Le blues du loser solitaire

Goalie, ex-junkie, la trentaine bien sonnée, sort de prison et tente de repartir à zéro dans sa ville natale de Schummertal. Il la retrouve grise et pluvieuse sous novembre, revoit ses vieux copains, déniche un travail, tombe amoureux de Regula, la serveuse du bistro du coin déjà en cou­ple, fera même avec elle une escapade en Espagne... S’il est un peu baratineur, un peu alcoolique, c’est avant tout un bon gars. Naïveté, fidélité à l’enfance? C’est parce qu’il n’a pas voulu dénoncer Ueli, son ami de toujours, qu’il a passé un an en prison. Mais il découvrira peu à peu qu’il a été trahi et que certains ont profité de sa gentillesse.

On avait suivi les tribulations de cet antihéros attachant dans Der Goalie bin ig de Pedro Lenz, best-seller en Suisse alémanique paru ce printemps en français sous le titre Faut quitter Schummertal! (lire notre critique). On le retrouve donc à l’écran dans Le Gardien c’est moi, incarné par un Marcus Signer bouleversant de justesse. Sur un scénario signé Jasmine Hoch et Lenz lui-même, ce quatrième long métrage de l’Argovienne Sabine Boss restitue à merveille l’esprit du roman, son humour et sa mélancolie douce-amère, tandis que le rugueux bärn­dütsch lui donne son rythme et sa couleur.
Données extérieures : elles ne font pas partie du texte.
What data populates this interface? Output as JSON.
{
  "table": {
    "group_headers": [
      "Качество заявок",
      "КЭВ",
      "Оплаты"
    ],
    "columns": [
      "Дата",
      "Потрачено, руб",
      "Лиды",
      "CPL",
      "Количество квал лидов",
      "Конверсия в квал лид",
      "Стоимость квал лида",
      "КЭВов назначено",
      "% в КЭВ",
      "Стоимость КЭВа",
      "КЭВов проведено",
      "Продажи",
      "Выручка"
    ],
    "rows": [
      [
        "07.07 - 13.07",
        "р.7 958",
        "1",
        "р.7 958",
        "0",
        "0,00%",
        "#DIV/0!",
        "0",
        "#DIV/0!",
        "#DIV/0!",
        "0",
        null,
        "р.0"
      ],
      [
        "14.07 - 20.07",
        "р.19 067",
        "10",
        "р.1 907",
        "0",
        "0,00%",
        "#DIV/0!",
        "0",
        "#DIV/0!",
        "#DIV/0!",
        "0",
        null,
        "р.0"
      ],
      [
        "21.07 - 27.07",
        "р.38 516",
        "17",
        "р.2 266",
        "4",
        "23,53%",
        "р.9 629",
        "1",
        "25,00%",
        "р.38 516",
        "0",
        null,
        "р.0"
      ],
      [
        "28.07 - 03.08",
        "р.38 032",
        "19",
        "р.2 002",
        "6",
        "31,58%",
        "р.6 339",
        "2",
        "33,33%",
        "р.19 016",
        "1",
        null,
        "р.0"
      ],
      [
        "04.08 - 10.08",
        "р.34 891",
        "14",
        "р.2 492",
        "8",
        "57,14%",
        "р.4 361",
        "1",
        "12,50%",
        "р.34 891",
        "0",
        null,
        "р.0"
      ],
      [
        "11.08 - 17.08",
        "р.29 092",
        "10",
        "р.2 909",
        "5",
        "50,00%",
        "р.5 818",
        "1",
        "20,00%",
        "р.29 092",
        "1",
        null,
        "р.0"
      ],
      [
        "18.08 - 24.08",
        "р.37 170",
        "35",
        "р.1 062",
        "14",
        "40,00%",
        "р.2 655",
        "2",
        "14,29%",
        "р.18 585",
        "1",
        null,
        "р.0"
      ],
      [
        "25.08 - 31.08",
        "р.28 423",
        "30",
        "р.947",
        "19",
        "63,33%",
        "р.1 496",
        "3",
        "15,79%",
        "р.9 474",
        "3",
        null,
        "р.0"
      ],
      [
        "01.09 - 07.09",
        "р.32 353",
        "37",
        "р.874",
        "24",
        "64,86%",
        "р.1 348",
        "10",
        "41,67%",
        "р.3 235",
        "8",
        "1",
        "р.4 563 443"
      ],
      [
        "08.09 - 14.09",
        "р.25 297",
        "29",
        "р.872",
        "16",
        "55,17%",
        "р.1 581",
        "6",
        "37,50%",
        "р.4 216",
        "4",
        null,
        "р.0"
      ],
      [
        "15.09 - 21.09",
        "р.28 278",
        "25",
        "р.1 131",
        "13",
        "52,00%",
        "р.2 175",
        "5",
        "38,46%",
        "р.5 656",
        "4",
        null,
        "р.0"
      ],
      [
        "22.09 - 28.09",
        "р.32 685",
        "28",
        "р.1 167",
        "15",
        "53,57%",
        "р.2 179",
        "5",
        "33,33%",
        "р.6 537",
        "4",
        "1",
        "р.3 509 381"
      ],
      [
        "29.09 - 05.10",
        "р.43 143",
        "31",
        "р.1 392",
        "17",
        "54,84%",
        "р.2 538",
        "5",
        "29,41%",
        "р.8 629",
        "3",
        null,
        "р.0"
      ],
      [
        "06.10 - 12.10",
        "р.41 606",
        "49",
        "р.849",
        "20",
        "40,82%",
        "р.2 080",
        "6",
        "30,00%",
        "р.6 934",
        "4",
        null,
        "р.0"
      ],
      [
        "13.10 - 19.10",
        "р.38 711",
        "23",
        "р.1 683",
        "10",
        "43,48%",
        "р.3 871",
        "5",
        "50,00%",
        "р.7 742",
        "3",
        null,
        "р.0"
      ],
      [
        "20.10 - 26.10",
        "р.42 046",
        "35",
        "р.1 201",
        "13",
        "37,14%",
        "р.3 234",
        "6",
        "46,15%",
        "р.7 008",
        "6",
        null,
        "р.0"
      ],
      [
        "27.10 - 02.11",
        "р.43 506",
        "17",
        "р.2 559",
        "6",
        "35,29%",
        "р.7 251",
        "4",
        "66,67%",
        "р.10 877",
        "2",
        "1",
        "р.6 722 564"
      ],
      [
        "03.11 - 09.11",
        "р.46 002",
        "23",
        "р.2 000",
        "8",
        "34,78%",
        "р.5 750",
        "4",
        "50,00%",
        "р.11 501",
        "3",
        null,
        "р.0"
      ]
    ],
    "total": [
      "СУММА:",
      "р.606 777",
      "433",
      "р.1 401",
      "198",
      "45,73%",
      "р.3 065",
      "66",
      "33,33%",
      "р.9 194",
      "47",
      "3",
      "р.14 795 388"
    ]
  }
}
C’est tout un monde qui surgit, dans la banalité d’une petite ville bernoise des années 1980, avec son étroi­tesse et ses personnages emblématiques, établis ou marginaux, qui se connaissent depuis toujours. L’intrigue est d’ailleurs entrecoupée de flash-backs où, dans un flou nostalgique qui contraste avec la froideur de novembre, on les voit tous jouer au foot, Ueli et Goalie unis par une amitié sans faille. Si ce dernier a hérité de son surnom de «gardien», c’est qu’il s’est fait passer pour tel afin de sauver de la baston celui qui fit perdre l’équipe. Bouc émissaire au grand cœur, Goalie restera ce perdant magnifi­que qui porte sur le monde un regard confiant et un sourire désarmant. S’il apparaît ici plus taiseux que dans le roman, sa voix off ponctue délicieusement l’action. Pas de happy end en vue, bien sûr: c’est une douce tristesse qui flotte autour d’un Goalie esseulé dans le dernier plan du film.

Le Gardien c’est moi a été vu outre-Sarine par plus de 110 000 spectateurs  et a raflé quatre distinctions lors des derniers Prix du cinéma suisse: meilleurs film, scénario, acteur (Marcus Signer) et musique – le blues de Peter von Siebenthal et Richard Köchli souligne la mélancolie de ce cow-boy solitaire. Pourquoi donc sort-il sur les écrans romands au creux de l’été? Ce petit bijou tendre et cruel méritait bien mieux.